Another important aspect is the core_pipe_limit setting. As we saw earlier, this parameter dictates how many cores you can be dumping simultaneously. When set to 0 it means unlimited, which might be problematic in big systems/applications. As we have seen in this section, dumping cores has a high cost in terms of disk, network and potentially in memory too. If we don’t limit the amount of core dumps we are able to dump at the same time, and we have a high number of crashing processes in the application (or even outside, remember the core dumps configuration is system wide!) we might be putting too much pressure on resources and making things worse. The handler comes with a preset value of 128 (non-customizable) for core_pipe_limit. You should check if this is enough for your application’s requirements.

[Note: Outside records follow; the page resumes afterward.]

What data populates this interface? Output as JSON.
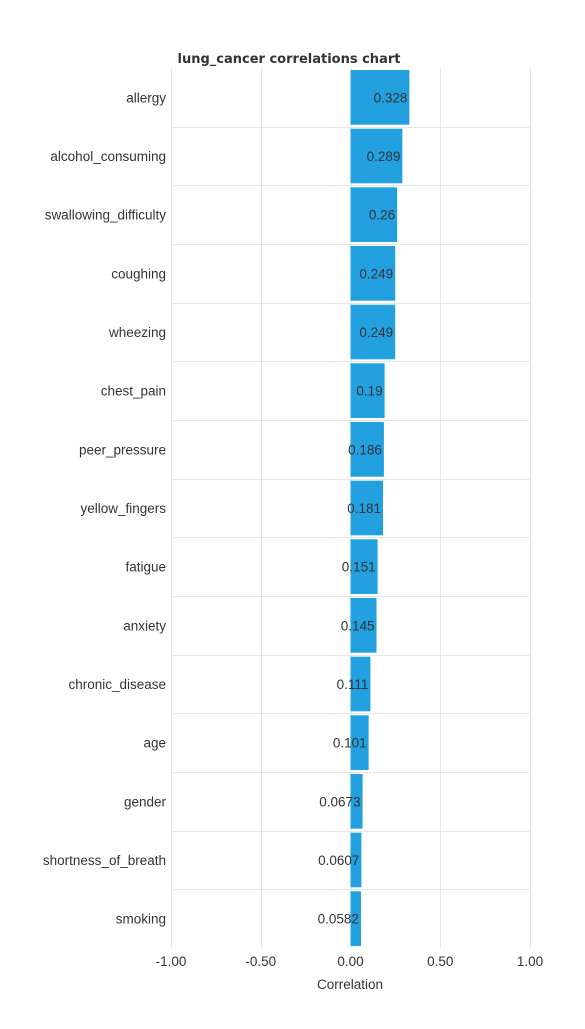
{
  "chart_data": {
    "type": "bar",
    "orientation": "horizontal",
    "title": "lung_cancer correlations chart",
    "xlabel": "Correlation",
    "ylabel": "",
    "xlim": [
      -1.0,
      1.0
    ],
    "x_ticks": [
      -1.0,
      -0.5,
      0.0,
      0.5,
      1.0
    ],
    "x_tick_labels": [
      "-1.00",
      "-0.50",
      "0.00",
      "0.50",
      "1.00"
    ],
    "grid": true,
    "legend": "none",
    "bar_color": "#22a0e0",
    "categories": [
      "allergy",
      "alcohol_consuming",
      "swallowing_difficulty",
      "coughing",
      "wheezing",
      "chest_pain",
      "peer_pressure",
      "yellow_fingers",
      "fatigue",
      "anxiety",
      "chronic_disease",
      "age",
      "gender",
      "shortness_of_breath",
      "smoking"
    ],
    "values": [
      0.328,
      0.289,
      0.26,
      0.249,
      0.249,
      0.19,
      0.186,
      0.181,
      0.151,
      0.145,
      0.111,
      0.101,
      0.0673,
      0.0607,
      0.0582
    ],
    "value_labels": [
      "0.328",
      "0.289",
      "0.26",
      "0.249",
      "0.249",
      "0.19",
      "0.186",
      "0.181",
      "0.151",
      "0.145",
      "0.111",
      "0.101",
      "0.0673",
      "0.0607",
      "0.0582"
    ]
  }
}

To mitigate this we have a few options in the handler: schedule and interval.

Schedule is a cron formatted string that we can customize to our needs. Following the schedule we configure, the agent will sweep the cores directory to send them to the storage uploader.

Interval follows a similar pattern, but more restricted. Here you can specify the amount of milliseconds to wait between resyncs to the storage uploader.

These two configuration values limit the bandwidth usage when uploading core dumps. Keep in mind they are incompatible, you can only use one of them.

If using S3, we also need to keep an eye on the usage, if we don’t perform some rotation it will grow indefinitely. This is not provided by the handler, so remember to set it up if using this storage solution.